Они вышли на Каланчевке и спустились к Плешке. На широком тротуаре лежал скрюченный бродяга по прозвищу Громобой. В подпитии он любил потешить компанию историей своей инвалидности: совесть не позволяла ему изображать калеку, и чтобы не обманывать людей, этот правдолюб оттяпал себе ступню мясницким топором. И вот сейчас он неподвижно лежал на стылом асфальте, выставив из-под кавалерийской шинели «честно отрубленную ногу», через которую переступали самые нетерпеливые из прохожих.
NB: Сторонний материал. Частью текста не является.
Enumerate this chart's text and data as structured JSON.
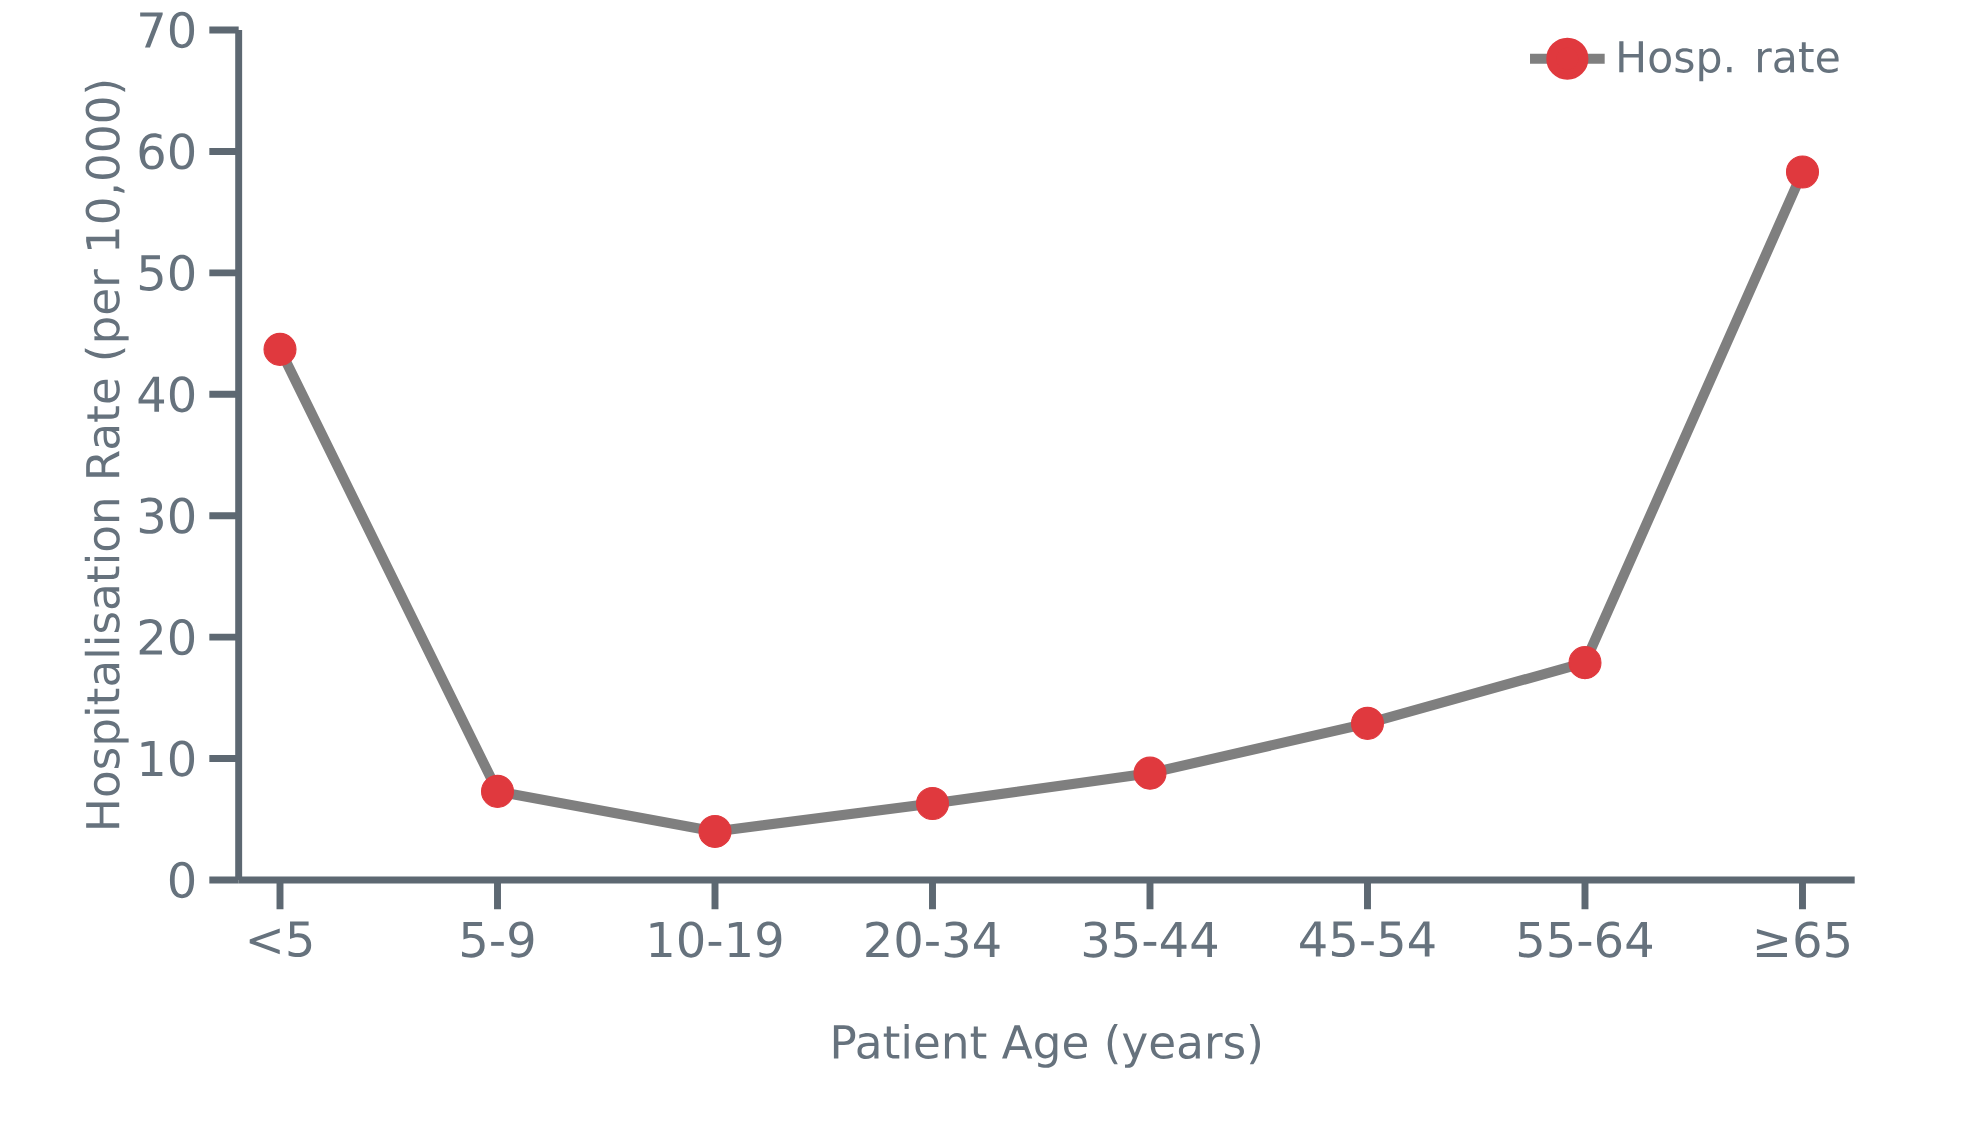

Овсенька присел на корточки рядом с Громобоем и тронул его за плечо.

— Вставай, служивый, сдохнешь ведь!

Издали, от железнодорожного моста, под который уносился автомобильный поток, за ними скучливо наблюдал постовой милиционер. Старик попытался поднять Громобоя, но тот был слишком тяжел для него.
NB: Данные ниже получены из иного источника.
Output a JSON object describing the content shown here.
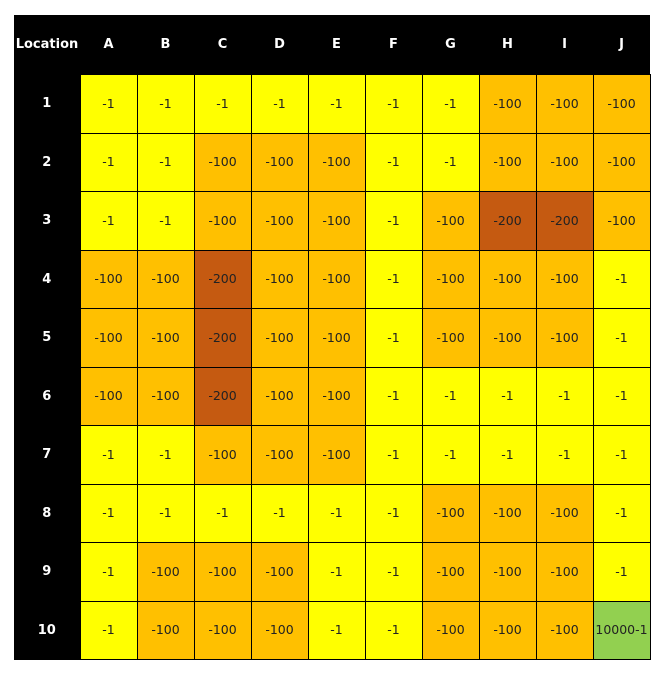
{
  "header": {
    "corner": "Location",
    "columns": [
      "A",
      "B",
      "C",
      "D",
      "E",
      "F",
      "G",
      "H",
      "I",
      "J"
    ]
  },
  "rows": [
    {
      "label": "1",
      "cells": [
        "-1",
        "-1",
        "-1",
        "-1",
        "-1",
        "-1",
        "-1",
        "-100",
        "-100",
        "-100"
      ]
    },
    {
      "label": "2",
      "cells": [
        "-1",
        "-1",
        "-100",
        "-100",
        "-100",
        "-1",
        "-1",
        "-100",
        "-100",
        "-100"
      ]
    },
    {
      "label": "3",
      "cells": [
        "-1",
        "-1",
        "-100",
        "-100",
        "-100",
        "-1",
        "-100",
        "-200",
        "-200",
        "-100"
      ]
    },
    {
      "label": "4",
      "cells": [
        "-100",
        "-100",
        "-200",
        "-100",
        "-100",
        "-1",
        "-100",
        "-100",
        "-100",
        "-1"
      ]
    },
    {
      "label": "5",
      "cells": [
        "-100",
        "-100",
        "-200",
        "-100",
        "-100",
        "-1",
        "-100",
        "-100",
        "-100",
        "-1"
      ]
    },
    {
      "label": "6",
      "cells": [
        "-100",
        "-100",
        "-200",
        "-100",
        "-100",
        "-1",
        "-1",
        "-1",
        "-1",
        "-1"
      ]
    },
    {
      "label": "7",
      "cells": [
        "-1",
        "-1",
        "-100",
        "-100",
        "-100",
        "-1",
        "-1",
        "-1",
        "-1",
        "-1"
      ]
    },
    {
      "label": "8",
      "cells": [
        "-1",
        "-1",
        "-1",
        "-1",
        "-1",
        "-1",
        "-100",
        "-100",
        "-100",
        "-1"
      ]
    },
    {
      "label": "9",
      "cells": [
        "-1",
        "-100",
        "-100",
        "-100",
        "-1",
        "-1",
        "-100",
        "-100",
        "-100",
        "-1"
      ]
    },
    {
      "label": "10",
      "cells": [
        "-1",
        "-100",
        "-100",
        "-100",
        "-1",
        "-1",
        "-100",
        "-100",
        "-100",
        "10000-1"
      ]
    }
  ],
  "colors": {
    "-1": "#ffff00",
    "-100": "#ffc000",
    "-200": "#c55a11",
    "goal": "#92d050",
    "header": "#000000"
  }
}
— А может, помер? — К ним подшаркала одетая в свои сто одежек Тамарища с десятком пустых бутылок в авоське. — Эй, хенде хох, руссише собака!

Громобой не шелохнулся. Овсенька взял бродягу двумя пальцами за шею — пульс не прощупывался. Вытерев руку о штаны, старик поднялся с колен.

— Сержанту, что ли, сказать…

— Он и сам не дурак, — возразила Тамарища, беря Мишутку за руку. — Или тебе с ребенком охота в свидетели? Пошли. Шнель, шнель!

Заглядывая по пути во все урны, они пересекли Плешку подземным переходом и вышли на перрон под крышу Казанского вокзала.

Сбившиеся в кучу татары-носильщики молча покуривали в ожидании поезда. Овсенька поздоровался с ними, приложив к шапке-ушанке твердую, как кость, пятерню. Татары засмеялись. Молодой носильщик со щегольскими черными усиками над капризно вырезанной губой дал Мишутке бутерброд с сыром. Мальчик посмотрел на старика.

— Я сытый, — сказал Овсенька, — ешь, пока не взопрешь.

Они пробились через густую толпу, миновали ларьки с ярким разноцветным товаром, нырнули в щель между штабелем ящиков с пивом и бетонным забором и спустя несколько минут оказались у вагончика Пиццы. Этот домик на колесах, когда-то служивший строителям бытовкой, время от времени перетаскивали с места на место, чтобы не мозолил глаза разным начальникам, но вскоре он возвращался к облупившейся стене, на пятачок, давно известный вокзальному люду. У Пиццы можно было выпить и закусить на свои, погреться, взять напрокат костыли или ребенка для сбора подаяния. Сходились здесь, разумеется, свои — чужим, особенно ночью, сюда было лучше не соваться.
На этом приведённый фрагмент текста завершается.